In the latest survey from conservative polling outlet Rasmussen, Romney leads with 37 percent, followed by Rick Santorum at 28 percent, Newt Gingrich at 17 percent and Ron Paul at 10 percent.
In the same poll last week, Romney led by 12 points over Santorum, 39 percent to 27 percent.
The 4 percent national gain for Santorum comes on the heels of Tuesday’s primary victories, in which the Romney campaign seemed to think it was poised to pull out at least one win in the Deep South, and raised expectations leading into the contests. Santorum ended up winning both Mississippi and Alabama, while Romney finished third in both.
Gallup’s five-day running average of polls produced a similar result, with Romney in the lead at 36 percent, followed by Santorum at 28 percent, Gingrich at 13 percent and Paul at 10 percent.
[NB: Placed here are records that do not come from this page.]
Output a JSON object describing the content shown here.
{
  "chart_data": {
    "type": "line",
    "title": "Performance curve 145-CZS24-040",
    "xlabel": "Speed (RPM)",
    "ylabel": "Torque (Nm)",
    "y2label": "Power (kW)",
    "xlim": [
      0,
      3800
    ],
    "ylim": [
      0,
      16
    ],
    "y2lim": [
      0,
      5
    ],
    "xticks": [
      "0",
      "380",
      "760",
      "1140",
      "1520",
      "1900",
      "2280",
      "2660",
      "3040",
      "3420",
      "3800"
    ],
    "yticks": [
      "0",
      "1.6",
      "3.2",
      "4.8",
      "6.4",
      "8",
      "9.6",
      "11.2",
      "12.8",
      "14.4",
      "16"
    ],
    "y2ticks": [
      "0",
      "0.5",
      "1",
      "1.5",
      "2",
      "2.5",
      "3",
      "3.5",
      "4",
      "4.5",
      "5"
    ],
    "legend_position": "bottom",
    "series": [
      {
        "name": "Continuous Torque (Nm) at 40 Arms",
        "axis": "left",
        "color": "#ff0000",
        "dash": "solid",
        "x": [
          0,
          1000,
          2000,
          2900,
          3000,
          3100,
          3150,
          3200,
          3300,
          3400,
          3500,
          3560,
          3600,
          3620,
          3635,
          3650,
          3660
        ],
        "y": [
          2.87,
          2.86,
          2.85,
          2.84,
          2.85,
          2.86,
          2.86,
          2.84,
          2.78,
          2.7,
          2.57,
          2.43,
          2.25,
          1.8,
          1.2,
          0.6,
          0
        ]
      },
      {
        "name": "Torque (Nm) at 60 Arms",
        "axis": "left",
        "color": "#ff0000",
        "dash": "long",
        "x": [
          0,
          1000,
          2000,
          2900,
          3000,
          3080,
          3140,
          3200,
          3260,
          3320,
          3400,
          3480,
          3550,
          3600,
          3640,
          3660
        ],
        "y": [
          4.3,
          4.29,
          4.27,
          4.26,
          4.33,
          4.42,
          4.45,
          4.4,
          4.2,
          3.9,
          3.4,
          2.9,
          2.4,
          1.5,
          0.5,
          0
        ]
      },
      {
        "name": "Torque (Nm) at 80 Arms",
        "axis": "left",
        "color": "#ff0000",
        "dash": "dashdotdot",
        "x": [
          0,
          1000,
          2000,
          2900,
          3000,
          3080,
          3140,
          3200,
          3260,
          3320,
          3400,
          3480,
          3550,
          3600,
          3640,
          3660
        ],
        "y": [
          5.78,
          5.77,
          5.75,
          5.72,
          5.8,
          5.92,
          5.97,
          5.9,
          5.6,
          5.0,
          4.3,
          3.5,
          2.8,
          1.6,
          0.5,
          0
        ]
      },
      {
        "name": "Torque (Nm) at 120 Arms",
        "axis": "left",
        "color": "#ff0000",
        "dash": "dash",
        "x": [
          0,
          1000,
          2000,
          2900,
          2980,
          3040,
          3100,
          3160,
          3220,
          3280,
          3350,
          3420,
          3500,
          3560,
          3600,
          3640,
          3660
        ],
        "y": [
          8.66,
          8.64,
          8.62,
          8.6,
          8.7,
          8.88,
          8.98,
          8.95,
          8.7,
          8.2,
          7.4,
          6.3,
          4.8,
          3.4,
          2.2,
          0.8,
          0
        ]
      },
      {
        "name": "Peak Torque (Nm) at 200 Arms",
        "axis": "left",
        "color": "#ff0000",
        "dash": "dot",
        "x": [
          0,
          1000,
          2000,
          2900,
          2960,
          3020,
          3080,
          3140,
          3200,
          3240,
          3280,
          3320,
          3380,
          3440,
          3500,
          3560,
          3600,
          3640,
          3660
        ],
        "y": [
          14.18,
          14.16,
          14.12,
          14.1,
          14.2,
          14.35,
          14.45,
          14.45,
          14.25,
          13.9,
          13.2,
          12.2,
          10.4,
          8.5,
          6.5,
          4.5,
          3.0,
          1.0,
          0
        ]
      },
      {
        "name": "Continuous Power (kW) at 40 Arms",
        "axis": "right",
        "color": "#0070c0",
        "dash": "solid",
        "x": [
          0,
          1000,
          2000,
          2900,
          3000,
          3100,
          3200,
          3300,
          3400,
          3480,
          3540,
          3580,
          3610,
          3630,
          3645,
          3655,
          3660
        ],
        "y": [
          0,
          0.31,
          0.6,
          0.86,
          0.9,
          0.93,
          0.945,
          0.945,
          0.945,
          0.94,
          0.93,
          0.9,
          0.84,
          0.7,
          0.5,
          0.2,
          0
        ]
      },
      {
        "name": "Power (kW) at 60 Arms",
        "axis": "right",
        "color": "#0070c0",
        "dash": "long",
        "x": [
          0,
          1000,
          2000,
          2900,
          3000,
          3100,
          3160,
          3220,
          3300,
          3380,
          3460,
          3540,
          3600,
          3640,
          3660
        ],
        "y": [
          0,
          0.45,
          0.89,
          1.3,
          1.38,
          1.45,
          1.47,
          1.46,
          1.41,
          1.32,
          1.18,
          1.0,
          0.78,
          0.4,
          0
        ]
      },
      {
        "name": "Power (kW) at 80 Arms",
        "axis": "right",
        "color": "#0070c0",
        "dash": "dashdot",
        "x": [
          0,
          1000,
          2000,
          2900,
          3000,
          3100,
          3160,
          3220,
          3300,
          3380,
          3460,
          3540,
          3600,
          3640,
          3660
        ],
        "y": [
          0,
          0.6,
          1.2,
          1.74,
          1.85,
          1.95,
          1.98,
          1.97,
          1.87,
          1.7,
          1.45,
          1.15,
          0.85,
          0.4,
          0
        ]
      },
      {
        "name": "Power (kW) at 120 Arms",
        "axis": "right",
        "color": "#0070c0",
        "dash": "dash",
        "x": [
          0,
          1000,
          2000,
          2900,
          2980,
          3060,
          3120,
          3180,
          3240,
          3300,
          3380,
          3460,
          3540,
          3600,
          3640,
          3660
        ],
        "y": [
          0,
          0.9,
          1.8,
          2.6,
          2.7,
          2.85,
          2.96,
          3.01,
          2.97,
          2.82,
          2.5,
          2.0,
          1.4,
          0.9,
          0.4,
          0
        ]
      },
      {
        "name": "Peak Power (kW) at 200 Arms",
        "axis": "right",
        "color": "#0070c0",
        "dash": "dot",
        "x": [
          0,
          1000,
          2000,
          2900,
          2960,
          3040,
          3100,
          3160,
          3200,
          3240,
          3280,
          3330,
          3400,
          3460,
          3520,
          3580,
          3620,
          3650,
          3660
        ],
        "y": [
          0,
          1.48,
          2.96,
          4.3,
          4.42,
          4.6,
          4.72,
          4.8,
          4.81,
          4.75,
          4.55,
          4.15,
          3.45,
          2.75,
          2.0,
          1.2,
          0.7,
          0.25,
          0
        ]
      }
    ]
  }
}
Gallup also found that Romney and Santorum were statistically tied as the second choice of voters who support Gingrich.
Forty percent of Gingrich supporters said Romney was their second choice, while 39 percent said Santorum.
Gingrich and Santorum have battled to position themselves as the conservative alternatives to Romney, and as Santorum has emerged as Romney’s primary challenger, many have speculated that Gingrich’s ongoing presence in the race was siphoning votes from the former Pennsylvania senator.
Recent close contests in Michigan and Ohio, both of which Romney won by a narrow margin, only amplified this sentiment, although the Gallup poll indicates that the effect may be overstated.
While Santorum has not directly called on Gingrich to drop out of the race, his associated super-PAC has.
Gingrich has said he intends to remain in the race all the way through to the Republican convention.